The history of South African art has been chequered over the years, coloured by discrimination. Consequently, many significant chapters in its evolution fell through the cracks in documentation and serious awareness.
Academics Elizabeth Rankin and Philippa Hobbs have, for some years now, been instrumental in redressing the holes in formal and informal remembering in the annuls of art history, filling them with fact and anecdote — and comprehensive exhibitions of the work in question.
Their most recent project of this nature is a focus on the printmakers associated with Rorke’s Drift between 1962 and 1982, and a cultural centre initiative, linked to the Evangelical Lutheran Centre, which forged exciting possibilities for local art.
A place replete with South African history, having been named as a post office by an Irish frontiersman in the 19th century, Rorke’s Drift was also the site of a famous Zulu-English battle later in that century.
In 1962 the cultural centre was run by Swedish arts graduates Ulla and Peder Gowenius.
The Goweniuses had married while they were still students in 1959, and brought to the project their different specialisations: hers in tapestry weaving and his in printmaking, sculpture and tuition.
Without an articulate understanding of the ills and intimacies of apartheid, and no religious ideology to punt, the Goweniuses’ ideals were about making art self-sustaining, particularly for rural women, thus encroaching on its ostensibly exclusive domain as decoration for wealthy people’s homes.
Ground was broken for them when they met Azaria Mbatha, a Rorke’s Drift pioneer.
Mbatha’s representation of David slaying Goliath in the early 1960s — within the South African rubric of race discrimination and power-play based on skin colour — made the Goweniuses realise the potential in the medium they were teaching these young, black burgeoning artists. The visual language of printmaking and tapestry became a tool to extrapolate on political realities that were verboten in South Africa — particularly by black voices. And so the story unfolds.
The book, Twenty Years of Printmaking in South Africa: Rorke’s Drift — Empowering Prints, accompanies the exhibition, which is currently travelling the country. Considerably more than a catalogue, it is a comprehensive overview of this extremely rich period in local art history — one of the few that considers the centre and its most active period as significant.
The book is divided into four primary sections that elaborate on the difficulty of the research task, different periods into which Rorke’s Drift’s stylistic development has evolved, and the political thrust generated through the language of printmaking.
Ultimately, both the book and its accompanying exhibition reveal a rich litany of previously unacknowledged history and magnificent anecdote, fleshing out an important period in the development of local aesthetic and a critical political awareness by influential artists such as John Muafangejo, Cyprian Shilakoe, Bongi Dhlomo, Vincent Baloyi, Sandile Zulu and many others who went on to carve out exciting careers.
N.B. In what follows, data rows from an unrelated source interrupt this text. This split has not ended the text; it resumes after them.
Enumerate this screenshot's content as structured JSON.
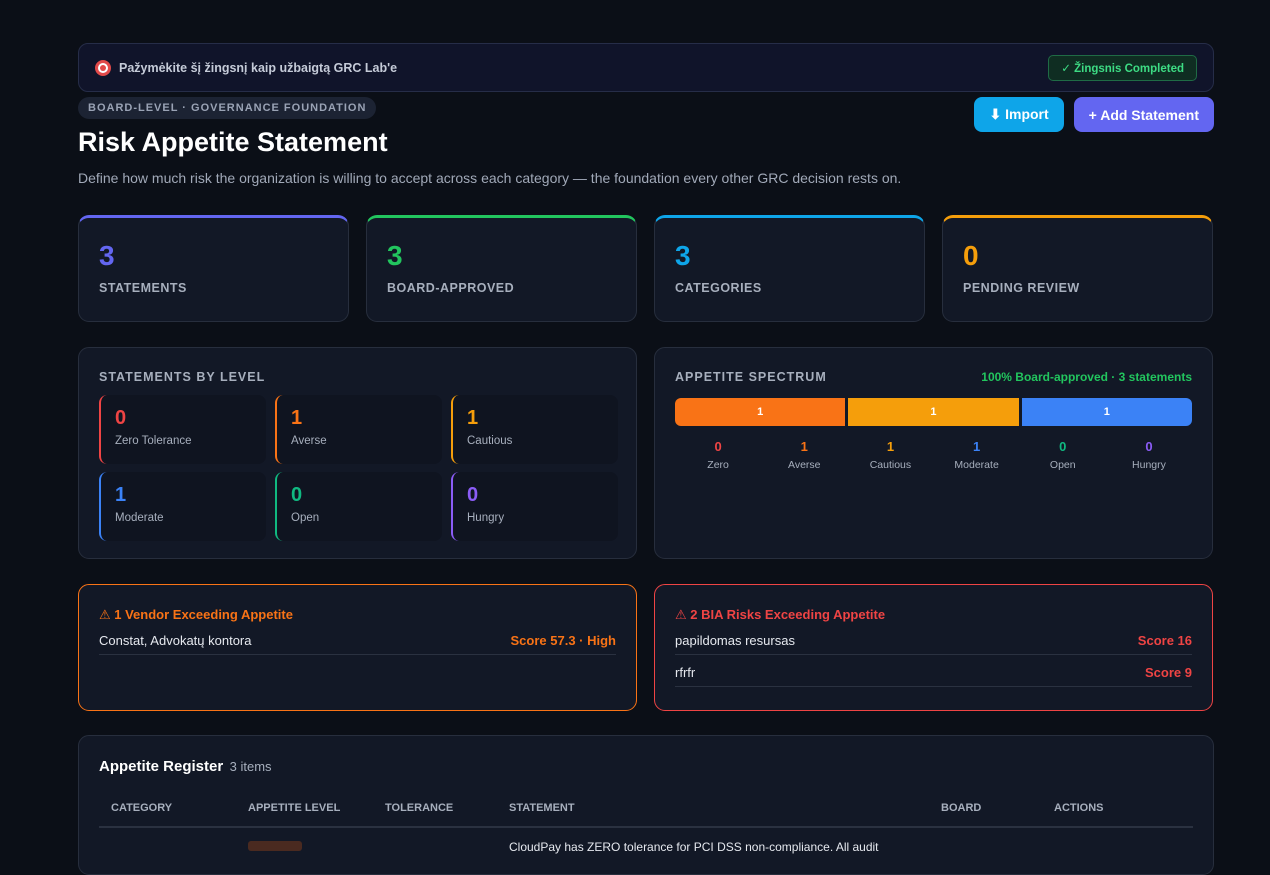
{
  "banner": {
    "text": "Pažymėkite šį žingsnį kaip užbaigtą GRC Lab'e",
    "badge": "✓ Žingsnis Completed"
  },
  "header": {
    "eyebrow": "BOARD-LEVEL · GOVERNANCE FOUNDATION",
    "title": "Risk Appetite Statement",
    "subtitle": "Define how much risk the organization is willing to accept across each category — the foundation every other GRC decision rests on.",
    "import_label": "⬇ Import",
    "add_label": "+ Add Statement"
  },
  "stats": [
    {
      "value": "3",
      "label": "STATEMENTS",
      "color": "#6366f1"
    },
    {
      "value": "3",
      "label": "BOARD-APPROVED",
      "color": "#22c55e"
    },
    {
      "value": "3",
      "label": "CATEGORIES",
      "color": "#0ea5e9"
    },
    {
      "value": "0",
      "label": "PENDING REVIEW",
      "color": "#f59e0b"
    }
  ],
  "levels_panel": {
    "title": "STATEMENTS BY LEVEL",
    "levels": [
      {
        "value": "0",
        "label": "Zero Tolerance",
        "color": "#ef4444"
      },
      {
        "value": "1",
        "label": "Averse",
        "color": "#f97316"
      },
      {
        "value": "1",
        "label": "Cautious",
        "color": "#f59e0b"
      },
      {
        "value": "1",
        "label": "Moderate",
        "color": "#3b82f6"
      },
      {
        "value": "0",
        "label": "Open",
        "color": "#10b981"
      },
      {
        "value": "0",
        "label": "Hungry",
        "color": "#8b5cf6"
      }
    ]
  },
  "spectrum": {
    "title": "APPETITE SPECTRUM",
    "note": "100% Board-approved · 3 statements",
    "segments": [
      {
        "value": "1",
        "color": "#f97316"
      },
      {
        "value": "1",
        "color": "#f59e0b"
      },
      {
        "value": "1",
        "color": "#3b82f6"
      }
    ],
    "legend": [
      {
        "value": "0",
        "label": "Zero",
        "color": "#ef4444"
      },
      {
        "value": "1",
        "label": "Averse",
        "color": "#f97316"
      },
      {
        "value": "1",
        "label": "Cautious",
        "color": "#f59e0b"
      },
      {
        "value": "1",
        "label": "Moderate",
        "color": "#3b82f6"
      },
      {
        "value": "0",
        "label": "Open",
        "color": "#10b981"
      },
      {
        "value": "0",
        "label": "Hungry",
        "color": "#8b5cf6"
      }
    ]
  },
  "vendor_alert": {
    "title": "⚠ 1 Vendor Exceeding Appetite",
    "color": "#f97316",
    "rows": [
      {
        "name": "Constat, Advokatų kontora",
        "score": "Score 57.3 · High"
      }
    ]
  },
  "bia_alert": {
    "title": "⚠ 2 BIA Risks Exceeding Appetite",
    "color": "#ef4444",
    "rows": [
      {
        "name": "papildomas resursas",
        "score": "Score 16"
      },
      {
        "name": "rfrfr",
        "score": "Score 9"
      }
    ]
  },
  "register": {
    "title": "Appetite Register",
    "count": "3 items",
    "columns": [
      "CATEGORY",
      "APPETITE LEVEL",
      "TOLERANCE",
      "STATEMENT",
      "BOARD",
      "ACTIONS"
    ],
    "first_row_statement": "CloudPay has ZERO tolerance for PCI DSS non-compliance. All audit"
  }
}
Sadly, permission was not granted to reproduce Mbatha’s work in the book.
Endorsed by MTN, this project endeavours to tap the local tourism market.
Rather than only travelling to the big centres where the art audience is a given, it is also visiting the smaller towns.
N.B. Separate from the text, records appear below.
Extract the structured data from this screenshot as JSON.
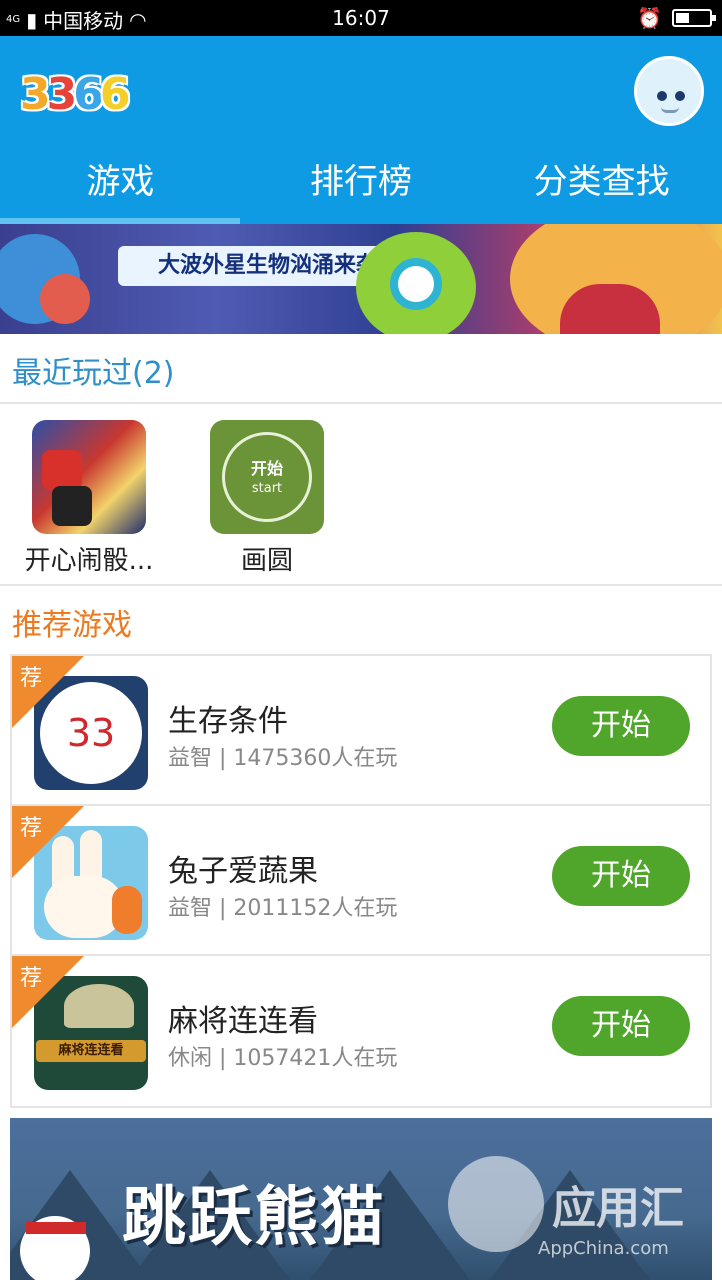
{
  "status_bar": {
    "network": "4G",
    "carrier": "中国移动",
    "time": "16:07",
    "battery_level": 0.4
  },
  "header": {
    "logo_text": "3366",
    "avatar_icon": "mascot-avatar",
    "brand_color": "#0f9be3"
  },
  "tabs": [
    {
      "label": "游戏",
      "active": true
    },
    {
      "label": "排行榜",
      "active": false
    },
    {
      "label": "分类查找",
      "active": false
    }
  ],
  "banner_top": {
    "text": "大波外星生物汹涌来袭"
  },
  "recent": {
    "title": "最近玩过(2)",
    "items": [
      {
        "label": "开心闹骰..."
      },
      {
        "label": "画圆",
        "icon_line1": "开始",
        "icon_line2": "start"
      }
    ]
  },
  "recommended": {
    "title": "推荐游戏",
    "badge": "荐",
    "start_label": "开始",
    "games": [
      {
        "name": "生存条件",
        "meta": "益智 | 1475360人在玩",
        "icon_text": "33"
      },
      {
        "name": "兔子爱蔬果",
        "meta": "益智 | 2011152人在玩"
      },
      {
        "name": "麻将连连看",
        "meta": "休闲 | 1057421人在玩",
        "icon_text": "麻将连连看"
      }
    ]
  },
  "banner_bottom": {
    "title": "跳跃熊猫",
    "watermark": "应用汇",
    "watermark_sub": "AppChina.com"
  },
  "colors": {
    "accent_blue": "#0f9be3",
    "section_blue": "#2f8fc9",
    "section_orange": "#ee7a1f",
    "start_green": "#4fa62a",
    "badge_orange": "#f08a2f"
  }
}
With a troupe of young, indigenous drummers and a diverse but uniformly enthusiastic audience, the recent opening of the show in Kimberley —with its history of sidelining — was moving and remarkable. Dyed-in-the-wool Afrikaans-speaking white citizens stood cheek by jowl with the township residents, jiving awkwardly to the rhythms of the drum.
The powerful collection of prints on show demonstrate not only an astute command of political metaphor and expression, but a sophisticated use of printmaking approaches. These are not naive woodcuts or linoprints.
Here we see mezzotint and sugar-lift, subtleties of tone, the sensitive plying of acid on to metal plate, the use of colour, screen- printing, and photographic exposures.
The images are, indeed, overwhelming and belie their reproduction. The challenge, then, is to access the exhibition through its travels — and the material in the book.
Hobbs and Rankin have effectively put Rorke’s Drift back on the map.